- Power-Normalized Cepstral Coefficient (PNCC) implementation of the speech command recognition for noisy condition.
- This repository provides the code for training in python. It also provides trained model in saved/model/, which can be used as a baseline for your own projects.
- If you are doing cool things with this repository, tell me about it. I am always curious about what you are doing with this code or this task.
- The CNN-GRU Frame structure extracts complex features from the input in the form of PNCC coefficients in parallel.
- The CNN model extracts spatial information, while the GRU model extracts temporal information from speech signals.

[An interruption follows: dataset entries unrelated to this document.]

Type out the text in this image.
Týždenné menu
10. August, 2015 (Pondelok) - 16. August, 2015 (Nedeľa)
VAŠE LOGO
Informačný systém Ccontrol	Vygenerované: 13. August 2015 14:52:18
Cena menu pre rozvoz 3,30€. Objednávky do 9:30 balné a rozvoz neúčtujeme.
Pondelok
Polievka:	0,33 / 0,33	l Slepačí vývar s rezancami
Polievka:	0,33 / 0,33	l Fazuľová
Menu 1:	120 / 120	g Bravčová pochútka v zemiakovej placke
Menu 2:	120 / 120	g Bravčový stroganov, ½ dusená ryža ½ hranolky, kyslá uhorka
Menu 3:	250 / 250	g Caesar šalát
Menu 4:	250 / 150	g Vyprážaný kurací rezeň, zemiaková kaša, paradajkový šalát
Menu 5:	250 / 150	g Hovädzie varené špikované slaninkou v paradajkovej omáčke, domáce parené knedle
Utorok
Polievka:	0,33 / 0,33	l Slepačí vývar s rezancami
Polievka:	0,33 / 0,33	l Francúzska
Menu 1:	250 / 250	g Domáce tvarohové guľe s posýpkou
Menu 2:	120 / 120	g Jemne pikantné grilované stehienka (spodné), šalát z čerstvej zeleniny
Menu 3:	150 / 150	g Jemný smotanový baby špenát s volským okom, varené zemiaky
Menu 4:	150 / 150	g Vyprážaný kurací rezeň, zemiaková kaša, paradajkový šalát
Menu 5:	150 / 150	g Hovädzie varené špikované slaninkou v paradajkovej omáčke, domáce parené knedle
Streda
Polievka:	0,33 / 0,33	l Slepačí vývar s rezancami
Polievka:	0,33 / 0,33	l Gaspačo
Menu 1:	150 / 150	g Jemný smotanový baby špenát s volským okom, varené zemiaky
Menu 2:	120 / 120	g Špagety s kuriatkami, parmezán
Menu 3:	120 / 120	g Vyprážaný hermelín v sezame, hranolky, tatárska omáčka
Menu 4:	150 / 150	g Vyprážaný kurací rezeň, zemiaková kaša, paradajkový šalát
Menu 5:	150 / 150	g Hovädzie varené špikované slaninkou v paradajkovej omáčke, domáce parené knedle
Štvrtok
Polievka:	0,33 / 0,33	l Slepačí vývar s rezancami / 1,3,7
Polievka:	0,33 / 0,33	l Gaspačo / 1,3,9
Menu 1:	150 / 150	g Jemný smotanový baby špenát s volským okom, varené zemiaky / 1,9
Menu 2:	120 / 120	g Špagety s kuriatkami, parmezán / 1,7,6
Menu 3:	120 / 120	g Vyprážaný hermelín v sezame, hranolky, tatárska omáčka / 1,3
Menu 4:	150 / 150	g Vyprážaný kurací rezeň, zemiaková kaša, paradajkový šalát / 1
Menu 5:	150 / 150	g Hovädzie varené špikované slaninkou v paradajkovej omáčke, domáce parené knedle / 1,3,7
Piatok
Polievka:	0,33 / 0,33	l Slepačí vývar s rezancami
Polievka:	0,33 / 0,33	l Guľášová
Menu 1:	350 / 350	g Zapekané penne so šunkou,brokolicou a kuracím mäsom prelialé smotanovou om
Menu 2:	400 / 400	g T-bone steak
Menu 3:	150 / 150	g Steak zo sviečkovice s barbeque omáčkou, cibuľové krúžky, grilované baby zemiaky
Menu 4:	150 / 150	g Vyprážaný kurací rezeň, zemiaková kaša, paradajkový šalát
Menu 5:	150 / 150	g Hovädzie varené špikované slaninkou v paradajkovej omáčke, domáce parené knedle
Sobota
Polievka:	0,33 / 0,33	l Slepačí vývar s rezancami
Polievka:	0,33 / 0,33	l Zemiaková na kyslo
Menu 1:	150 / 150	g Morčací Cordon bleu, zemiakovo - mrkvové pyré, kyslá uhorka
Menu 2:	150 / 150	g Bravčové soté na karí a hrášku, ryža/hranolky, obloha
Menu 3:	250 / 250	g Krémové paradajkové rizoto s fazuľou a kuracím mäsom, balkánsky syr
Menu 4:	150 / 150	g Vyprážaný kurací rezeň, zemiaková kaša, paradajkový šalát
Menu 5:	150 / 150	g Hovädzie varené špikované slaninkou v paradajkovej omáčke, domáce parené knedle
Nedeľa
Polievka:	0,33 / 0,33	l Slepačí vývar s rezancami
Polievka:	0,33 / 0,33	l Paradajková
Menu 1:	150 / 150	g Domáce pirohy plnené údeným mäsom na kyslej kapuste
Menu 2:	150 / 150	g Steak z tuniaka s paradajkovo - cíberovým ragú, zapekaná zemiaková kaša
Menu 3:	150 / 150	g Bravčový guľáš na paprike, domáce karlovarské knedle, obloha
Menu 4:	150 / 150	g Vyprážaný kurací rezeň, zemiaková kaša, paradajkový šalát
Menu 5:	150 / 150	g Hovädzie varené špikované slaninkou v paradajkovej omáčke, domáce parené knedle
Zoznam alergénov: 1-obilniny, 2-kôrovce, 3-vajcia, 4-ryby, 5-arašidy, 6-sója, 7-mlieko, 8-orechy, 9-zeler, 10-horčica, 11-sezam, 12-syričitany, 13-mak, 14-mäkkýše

- Temporal information on voice signals is represented by a monaural autocorrelation function (ACF) such as center width, zero-lag peak, position and relative amplitude of the positive lag peak, duration, tone color, loudness, and pitch.
- Spatial information on sound signals is represented by the binaural interaural cross-correlation function (IACF) such as the perceptual binaural attribute of binaural LL, sound direction, apparent source width and subjective diffusion.
Results which shows the average score of 3-fold cross validation on the Speech Command Dataset V2 with 10 selected class:
Model | Condition | Training Acc (%) | Testing Acc (%) |
---|---|---|---|
CNN | Clean | 87,91 | 92,34 |
Noisy | 83,89 | 84,43 | |
GRU | Clean | 96,90 | 95,95 |
Noisy | 92,96 | 89,26 | |
CNN-GRU | Clean | 97,80 | 96,48 |
Noisy | 95,28 | 89,16 |
- The model are trained with clear audio files and combined audio files with noises and desired SNR were randomly between 0 dB to 20 dB
- The hybrid CNN-GRU model mostly outperform the single model on any condition
- The hybrid CNN-GRU tend to overfit on noisy condition (Still in development stage)
- TensorFlow 2.8.0
- Librosa 0.9.2
- Spafe 0.3.1
- Scikit-learn 1.0.2
- Numpy 1.21.6